For more details, see Chapter 20 of Frieze and Karonski's book.
For this particular proof, choose $\epsilon$ such that $\mathbb P(e_i \in C_0, e_j \in C_0) = (1+\epsilon)\mathbb P(e_i \in C_0)\mathbb P(e_j \in C_0)$ for $i \ne j$; we know that $\epsilon \to 0$ as $n \to \infty$. (Note that these probabilities are the same for every $i$ and $j$: we let $e_1, \dots, e_m$ be the edges of $G$ in random order, so any two edges of $G$ are equally likely to be $e_i$ and $e_j$.)

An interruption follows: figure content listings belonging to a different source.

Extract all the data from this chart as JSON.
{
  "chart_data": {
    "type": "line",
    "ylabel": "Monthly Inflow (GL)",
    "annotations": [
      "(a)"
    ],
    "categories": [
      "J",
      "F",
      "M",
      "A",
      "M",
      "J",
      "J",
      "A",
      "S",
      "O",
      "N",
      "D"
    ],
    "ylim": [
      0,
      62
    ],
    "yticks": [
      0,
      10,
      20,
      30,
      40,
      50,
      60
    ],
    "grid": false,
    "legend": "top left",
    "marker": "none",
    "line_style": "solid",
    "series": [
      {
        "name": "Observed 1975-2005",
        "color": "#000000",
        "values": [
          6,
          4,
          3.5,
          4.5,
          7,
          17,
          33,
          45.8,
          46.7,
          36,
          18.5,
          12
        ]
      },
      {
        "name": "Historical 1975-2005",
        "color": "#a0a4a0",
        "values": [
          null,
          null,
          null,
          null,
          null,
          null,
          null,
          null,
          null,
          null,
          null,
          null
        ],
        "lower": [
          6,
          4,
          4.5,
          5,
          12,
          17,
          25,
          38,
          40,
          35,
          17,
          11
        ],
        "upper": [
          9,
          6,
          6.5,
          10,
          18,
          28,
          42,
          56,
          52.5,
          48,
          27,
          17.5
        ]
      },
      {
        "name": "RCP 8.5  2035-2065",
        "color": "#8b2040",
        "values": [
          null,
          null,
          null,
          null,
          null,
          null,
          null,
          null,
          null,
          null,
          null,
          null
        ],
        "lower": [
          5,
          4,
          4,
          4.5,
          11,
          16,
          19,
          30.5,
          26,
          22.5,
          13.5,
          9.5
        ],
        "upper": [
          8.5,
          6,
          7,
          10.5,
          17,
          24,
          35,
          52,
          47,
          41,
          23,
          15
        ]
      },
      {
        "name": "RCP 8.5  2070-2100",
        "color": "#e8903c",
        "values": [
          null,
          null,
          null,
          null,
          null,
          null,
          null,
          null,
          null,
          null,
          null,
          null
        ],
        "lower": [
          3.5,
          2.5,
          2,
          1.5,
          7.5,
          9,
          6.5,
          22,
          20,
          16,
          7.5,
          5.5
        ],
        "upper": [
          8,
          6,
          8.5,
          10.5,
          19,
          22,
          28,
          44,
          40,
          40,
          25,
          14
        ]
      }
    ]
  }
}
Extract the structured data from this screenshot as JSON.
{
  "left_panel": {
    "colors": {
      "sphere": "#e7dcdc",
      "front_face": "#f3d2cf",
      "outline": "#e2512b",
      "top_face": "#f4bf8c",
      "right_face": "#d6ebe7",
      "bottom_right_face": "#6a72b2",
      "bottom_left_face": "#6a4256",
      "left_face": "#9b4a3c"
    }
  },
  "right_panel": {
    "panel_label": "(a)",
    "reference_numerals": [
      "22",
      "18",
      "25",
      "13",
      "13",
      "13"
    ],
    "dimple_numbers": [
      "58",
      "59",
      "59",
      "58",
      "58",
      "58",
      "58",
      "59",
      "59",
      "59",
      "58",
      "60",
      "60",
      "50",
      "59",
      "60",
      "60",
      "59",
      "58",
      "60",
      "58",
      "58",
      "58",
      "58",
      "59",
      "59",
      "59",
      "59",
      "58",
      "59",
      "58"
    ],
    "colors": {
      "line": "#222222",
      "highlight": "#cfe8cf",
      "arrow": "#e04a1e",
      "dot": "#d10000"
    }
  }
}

We have $$ \mathbb E(X^2) - \mathbb E(X)^2 = \sum_{i=1}^m \sum_{j=1}^m \mathbb P(e_i, e_j \in C_0] - \sum_{i=1}^m \sum_{j=1}^m \mathbb P(e_i \in C_0) \mathbb P(e_j \in C_0). $$ The diagonal terms where $i=j$ contribute $\mathbb E(X)$ to the first sum and some nonnegative amount $N \le \mathbb E(X)$ to the second sum. Each term where $i \ne j$ contributes $\mathbb P(e_i \in C_0, e_j \in C_0)$ to the first sum and $\mathbb P(e_i \in C_0)\mathbb P(e_j \in C_0)$ to the second sum, so their difference contributes $\epsilon \cdot \mathbb P(e_i \in C_0)\mathbb P(e_j \in C_0)$, and altogether these contribute $\epsilon \cdot \left(\mathbb E(X)^2 - N\right)$. Therefore $$ \mathbb E(X^2) - \mathbb E(X)^2 = \mathbb E(X) - N + \epsilon \cdot \left(\mathbb E(X)^2 - N\right) = \epsilon \cdot\mathbb E(X)^2 + \mathbb E(X) - (1+\epsilon) N $$ which is $o(\mathbb E(X)^2)$. That's enough to apply Chebyshev's inequality.